Agreed, drudgery can take many forms, each different for each person. To me roadwork sucks... I count every freakin step and always have. Drudgery with a capital D. Loved pushups, hated situps. Personally I always understood and didn't mind working on the little fundamentals - knowing they would appear in almost every moment of competition. I think it was Kyrie that was quoted in a piece very recently that paraphrased went something like "fundamentals need to be mastered so that in the moment your mind can be freed for creativity or being in the flow/zone of the game". To that end (and I never saw it as clearly as his statement), I never viewed the fundamentals as drudgery per se, but as a means to an end. I didn't short cut them, I made sure each was as pure as I could. To each his own though, I'm not quibbling with labels.

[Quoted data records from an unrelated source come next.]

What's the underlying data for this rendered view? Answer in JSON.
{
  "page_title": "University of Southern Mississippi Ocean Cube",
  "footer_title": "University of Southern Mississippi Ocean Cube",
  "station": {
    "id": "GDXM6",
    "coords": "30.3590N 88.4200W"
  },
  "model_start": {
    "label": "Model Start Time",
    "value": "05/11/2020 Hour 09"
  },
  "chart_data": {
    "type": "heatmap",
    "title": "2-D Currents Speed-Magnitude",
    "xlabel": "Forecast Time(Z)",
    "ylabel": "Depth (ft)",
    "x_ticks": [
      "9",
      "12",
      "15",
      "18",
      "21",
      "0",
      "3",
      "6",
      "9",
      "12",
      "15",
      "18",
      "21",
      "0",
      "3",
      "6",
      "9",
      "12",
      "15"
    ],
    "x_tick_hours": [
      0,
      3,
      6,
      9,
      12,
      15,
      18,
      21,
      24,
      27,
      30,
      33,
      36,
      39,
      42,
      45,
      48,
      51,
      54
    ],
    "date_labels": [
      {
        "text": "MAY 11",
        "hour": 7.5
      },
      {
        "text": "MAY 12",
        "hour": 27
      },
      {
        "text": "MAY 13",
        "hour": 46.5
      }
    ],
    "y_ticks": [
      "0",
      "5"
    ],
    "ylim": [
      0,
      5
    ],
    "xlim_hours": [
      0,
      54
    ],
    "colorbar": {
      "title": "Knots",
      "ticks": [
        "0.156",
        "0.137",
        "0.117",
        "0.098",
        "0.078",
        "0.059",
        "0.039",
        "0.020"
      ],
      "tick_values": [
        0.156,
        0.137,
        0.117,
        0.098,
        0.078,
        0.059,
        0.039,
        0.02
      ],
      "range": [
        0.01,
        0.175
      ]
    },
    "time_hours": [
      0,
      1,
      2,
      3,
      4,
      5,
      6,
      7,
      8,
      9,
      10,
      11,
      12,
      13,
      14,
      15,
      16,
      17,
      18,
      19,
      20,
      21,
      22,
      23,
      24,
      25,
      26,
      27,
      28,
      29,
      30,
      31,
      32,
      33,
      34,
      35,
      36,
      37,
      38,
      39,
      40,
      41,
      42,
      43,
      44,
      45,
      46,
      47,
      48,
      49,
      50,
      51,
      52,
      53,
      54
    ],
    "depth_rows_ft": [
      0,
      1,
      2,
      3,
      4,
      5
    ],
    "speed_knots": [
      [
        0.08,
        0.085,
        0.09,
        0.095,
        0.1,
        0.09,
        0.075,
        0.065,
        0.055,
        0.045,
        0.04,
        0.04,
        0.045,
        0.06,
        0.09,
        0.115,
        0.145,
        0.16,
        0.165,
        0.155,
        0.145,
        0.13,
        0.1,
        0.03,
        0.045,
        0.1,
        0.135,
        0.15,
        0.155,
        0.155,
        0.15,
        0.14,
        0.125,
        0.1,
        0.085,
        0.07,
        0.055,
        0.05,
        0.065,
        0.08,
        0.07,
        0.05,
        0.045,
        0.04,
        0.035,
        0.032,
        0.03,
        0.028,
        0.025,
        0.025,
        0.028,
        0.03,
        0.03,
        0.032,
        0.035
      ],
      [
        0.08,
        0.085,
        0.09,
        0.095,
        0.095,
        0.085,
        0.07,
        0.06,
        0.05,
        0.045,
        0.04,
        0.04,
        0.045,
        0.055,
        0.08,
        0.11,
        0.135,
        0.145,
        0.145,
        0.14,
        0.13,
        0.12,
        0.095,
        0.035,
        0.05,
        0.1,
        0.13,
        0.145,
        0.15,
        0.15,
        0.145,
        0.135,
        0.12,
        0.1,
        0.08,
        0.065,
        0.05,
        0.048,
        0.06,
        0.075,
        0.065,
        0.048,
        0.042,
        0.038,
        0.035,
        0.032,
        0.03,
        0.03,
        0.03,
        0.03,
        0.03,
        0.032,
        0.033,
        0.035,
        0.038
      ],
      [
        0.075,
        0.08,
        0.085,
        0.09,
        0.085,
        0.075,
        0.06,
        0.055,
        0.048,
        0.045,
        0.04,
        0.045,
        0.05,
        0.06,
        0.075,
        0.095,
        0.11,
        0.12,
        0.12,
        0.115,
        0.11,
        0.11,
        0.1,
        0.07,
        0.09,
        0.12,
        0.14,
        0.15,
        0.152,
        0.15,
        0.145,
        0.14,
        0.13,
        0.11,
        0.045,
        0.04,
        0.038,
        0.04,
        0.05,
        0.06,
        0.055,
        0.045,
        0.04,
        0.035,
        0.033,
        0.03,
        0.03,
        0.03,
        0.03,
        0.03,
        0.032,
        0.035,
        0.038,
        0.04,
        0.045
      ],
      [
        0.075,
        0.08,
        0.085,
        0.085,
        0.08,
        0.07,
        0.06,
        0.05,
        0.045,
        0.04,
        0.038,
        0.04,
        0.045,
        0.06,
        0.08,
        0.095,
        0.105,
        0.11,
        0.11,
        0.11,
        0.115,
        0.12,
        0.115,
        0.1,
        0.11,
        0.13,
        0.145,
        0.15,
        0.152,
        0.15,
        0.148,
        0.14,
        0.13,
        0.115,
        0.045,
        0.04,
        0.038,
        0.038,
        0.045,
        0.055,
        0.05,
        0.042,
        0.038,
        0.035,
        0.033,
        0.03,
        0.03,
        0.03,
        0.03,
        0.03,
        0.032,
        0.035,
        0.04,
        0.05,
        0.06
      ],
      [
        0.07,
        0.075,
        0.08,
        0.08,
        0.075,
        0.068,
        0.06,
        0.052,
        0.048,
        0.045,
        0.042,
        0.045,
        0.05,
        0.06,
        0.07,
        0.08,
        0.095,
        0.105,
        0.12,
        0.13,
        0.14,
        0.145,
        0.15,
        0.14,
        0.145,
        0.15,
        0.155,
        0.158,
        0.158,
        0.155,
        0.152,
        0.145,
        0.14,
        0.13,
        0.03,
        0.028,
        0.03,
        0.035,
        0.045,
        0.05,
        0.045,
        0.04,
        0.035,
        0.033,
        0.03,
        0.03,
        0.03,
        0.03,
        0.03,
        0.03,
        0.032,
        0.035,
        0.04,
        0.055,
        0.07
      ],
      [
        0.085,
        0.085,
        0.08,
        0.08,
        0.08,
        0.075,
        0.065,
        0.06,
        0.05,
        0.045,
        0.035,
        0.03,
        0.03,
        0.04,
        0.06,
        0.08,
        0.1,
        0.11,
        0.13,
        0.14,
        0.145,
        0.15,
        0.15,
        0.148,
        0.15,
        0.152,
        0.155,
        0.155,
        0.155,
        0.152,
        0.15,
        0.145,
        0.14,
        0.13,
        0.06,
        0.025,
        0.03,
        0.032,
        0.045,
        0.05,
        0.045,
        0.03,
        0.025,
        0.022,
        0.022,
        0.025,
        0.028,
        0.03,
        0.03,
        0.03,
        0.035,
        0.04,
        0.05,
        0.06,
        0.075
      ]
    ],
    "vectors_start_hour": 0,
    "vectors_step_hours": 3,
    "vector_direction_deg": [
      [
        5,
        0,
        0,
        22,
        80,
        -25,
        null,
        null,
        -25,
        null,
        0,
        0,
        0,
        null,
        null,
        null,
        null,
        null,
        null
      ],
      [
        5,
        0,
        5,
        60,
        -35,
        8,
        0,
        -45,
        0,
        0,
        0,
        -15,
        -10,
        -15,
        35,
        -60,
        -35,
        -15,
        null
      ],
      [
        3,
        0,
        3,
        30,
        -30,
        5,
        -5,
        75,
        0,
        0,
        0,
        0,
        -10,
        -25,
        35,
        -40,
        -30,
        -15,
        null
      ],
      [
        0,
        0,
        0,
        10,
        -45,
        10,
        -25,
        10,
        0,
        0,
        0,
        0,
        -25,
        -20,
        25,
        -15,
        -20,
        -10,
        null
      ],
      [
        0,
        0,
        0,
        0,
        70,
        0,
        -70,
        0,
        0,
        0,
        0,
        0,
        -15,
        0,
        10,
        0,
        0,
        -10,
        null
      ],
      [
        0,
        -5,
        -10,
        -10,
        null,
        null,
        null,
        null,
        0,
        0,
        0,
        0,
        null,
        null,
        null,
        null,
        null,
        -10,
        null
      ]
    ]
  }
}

That said, once at the NBA/pro level I think things are different. It's my perception that most every player is putting in the basics to stay on the roster - the stuff that happens in the practice in front of teammates and coaches, trainers, therapists. The separators are the stuff that moves a person from 10 day contract to end of the bench sub, to occasional rotation player, to solid rotation player, to starter, to all star, to where ever. When Bowen is told he's an outside jumper from being an all-star - what does he do with it? Does he consider those things drudgery? But there are obviously plenty of players who have fallen off the end of the bench not due to athleticism, but maybe because those things were drudgery. Maybe that's what we used to call persistence or tenacity - fighting through the drudgery to get where they need to be. Maybe my quibble is quantity. Maybe putting up 100 shots from that spot is every day normal, and 500 is working through a temporary bump in the road, and 1000 is developing / transitioning to another skill? And for the athlete where is the drudgery / mental discipline line - in the context of a broken shot or slump, or a night at the club calling out to you, or a series at home where a new born baby is competing with gym time.
Taking things to the Nth degree I guess, but I think when you have Larry Bird, Ray Allen putting in those 1000 shots or shooting for 2.5 hours before a game it also pushes on the younger kids to push through their own drudgery (at least the smart ones get that message). Brady spends 3 hours breaking down film after meetings, Pedroia hits off a batting T to prevent creep in his swing, etc. The great ones do it. I wonder for them if it is drudgery, love of the game, a passion or drive to be the best. I wonder just what it is, and when we can bottle it (TB12 method aside).
Back to Fulz... it sounds like he is going through a number of variables. That can be a long road ahead of him. But he has the people around him to make it happen if he is persistent. It's a lot harder for the young player who is an undrafted free agent or the like who doesn't have the resources of a number 1 draft pick. It will be interesting to watch it play out.